Cockney

All posts tagged Cockney

Barbara Windsor Header
The young blonde actress looked about her bemusedly. The cold damp field didn’t look very Hollywood to her – even the mud had been painted green to look like grass and she was starting to sink slowly into it.

Although it was a bitterly cold February morning, all her co-actors were wearing nothing but bikinis and swimsuits and were being addressed by the director, Gerald Thomas, on the set of ‘Carry on Camping’.

Barbara Windsor in Carry on Camping

Barbara Windsor in Carry on Camping

‘Right love, we’ll attach some fishing line and a hook to your bra, and Bert, the props man will pull it off’

So with only Kenneth Williams and Hattie Jacques (and essential film crew) in front of her, a 32 year old Barbara Windsor created one of the most memorable comedy vignettes to have appeared in British film history.

Born Barbara Ann Deeks in August 1937 – in the London Hospital, in Whitechapel Road to parents John and Rose Deeks, Barbara’s family had both East End and Irish connections. Barbara’s paternal great-grandmother had fled from the terrible Irish potato famine and had settled in the East End, eventually finding employment as one of the infamous match girls.

Barbara Windsor was an only child, and her mother made no bones of the fact that she had been hoping for a boy. When John Deeks left to fight in the war, Barbara was evacuated to Blackpool.

Barbara was taken in by Florence and Ernest North, and Florence soon spotted some potential in young Barbara, writing a letter to Rose Deeks asking to be allowed to send her to Norbreck Dancing School with her own daughter Mary.

Once there, Barbara took to singing and dancing like a duck to water, and upon returning to London, her mother paid for elocution lessons and enrolled her in the Aida Foster Acting School in Golders Green. She made her stage debut at 13 and aged just 15 made her West End debut in the chorus of the musical ‘Love from Judy’, a role she continued for two years.

In 1954, aged 17, Barbara Windsor made her film debut in ‘The Belles of St Trinians’, before continuing her stage career with Joan Littlewood’s Theatre Workshop in Stratford East, performing in ‘Fings Ain’t Wot They Use To Be’ and Littlewood’s film, ‘Sparrers Can’t Sing’.

It is probably for her career in the immensely successful ‘Carry On’ series of films that Barbara Windsor became a star. She recalls in her autobiography ‘All of Me – My Extraordinary Life‘ that she had an argument with co-star Kenneth Williams in her first film, where he accused her of fluffing her lines. In a scene which required him to wear a beard, she drew herself to her full four feet ten and a half inches and shouted out “Don’t you yell at me with Fenella Fielding’s minge hair stuck round your chops, I won’t stand for it”.

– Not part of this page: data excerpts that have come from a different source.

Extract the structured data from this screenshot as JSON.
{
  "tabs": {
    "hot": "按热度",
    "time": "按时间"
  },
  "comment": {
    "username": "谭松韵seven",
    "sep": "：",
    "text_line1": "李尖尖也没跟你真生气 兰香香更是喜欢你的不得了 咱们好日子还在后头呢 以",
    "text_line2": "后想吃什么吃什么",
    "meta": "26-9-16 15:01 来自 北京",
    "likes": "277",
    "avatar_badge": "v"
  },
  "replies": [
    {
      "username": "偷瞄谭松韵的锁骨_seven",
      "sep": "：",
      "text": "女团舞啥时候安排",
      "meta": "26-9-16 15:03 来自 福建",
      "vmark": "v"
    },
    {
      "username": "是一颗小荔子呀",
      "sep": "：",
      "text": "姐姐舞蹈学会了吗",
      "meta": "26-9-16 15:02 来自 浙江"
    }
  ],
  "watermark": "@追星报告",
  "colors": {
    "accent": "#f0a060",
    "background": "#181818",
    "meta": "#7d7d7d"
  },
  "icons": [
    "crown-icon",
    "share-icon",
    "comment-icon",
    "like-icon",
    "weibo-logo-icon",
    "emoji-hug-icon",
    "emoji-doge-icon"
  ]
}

Kenneth Williams was said to have clapped his hands together and grinned, saying ‘Haaaah – isn’t she wonderful?’ They became lifelong friends.

Barbara Windsor went on to make nine Carry On films, although she is so memorable many people think she actually appeared in a lot more.

Barbara Windsor with Ronnie Knight and Reggie Kray

Barbara Windsor with Ronnie Knight and Reggie Kray

Barbara’s off stage life was complicated as that on screen, with a string of affairs, a total of five abortions (three before she was 21) and three marriages. She lost her virginity at 18 to a ‘flash Arab’. Her affair with her Carry On co-star Sid James has been well documented and she was also romantically linked to Bee Gee Maurice Gibb.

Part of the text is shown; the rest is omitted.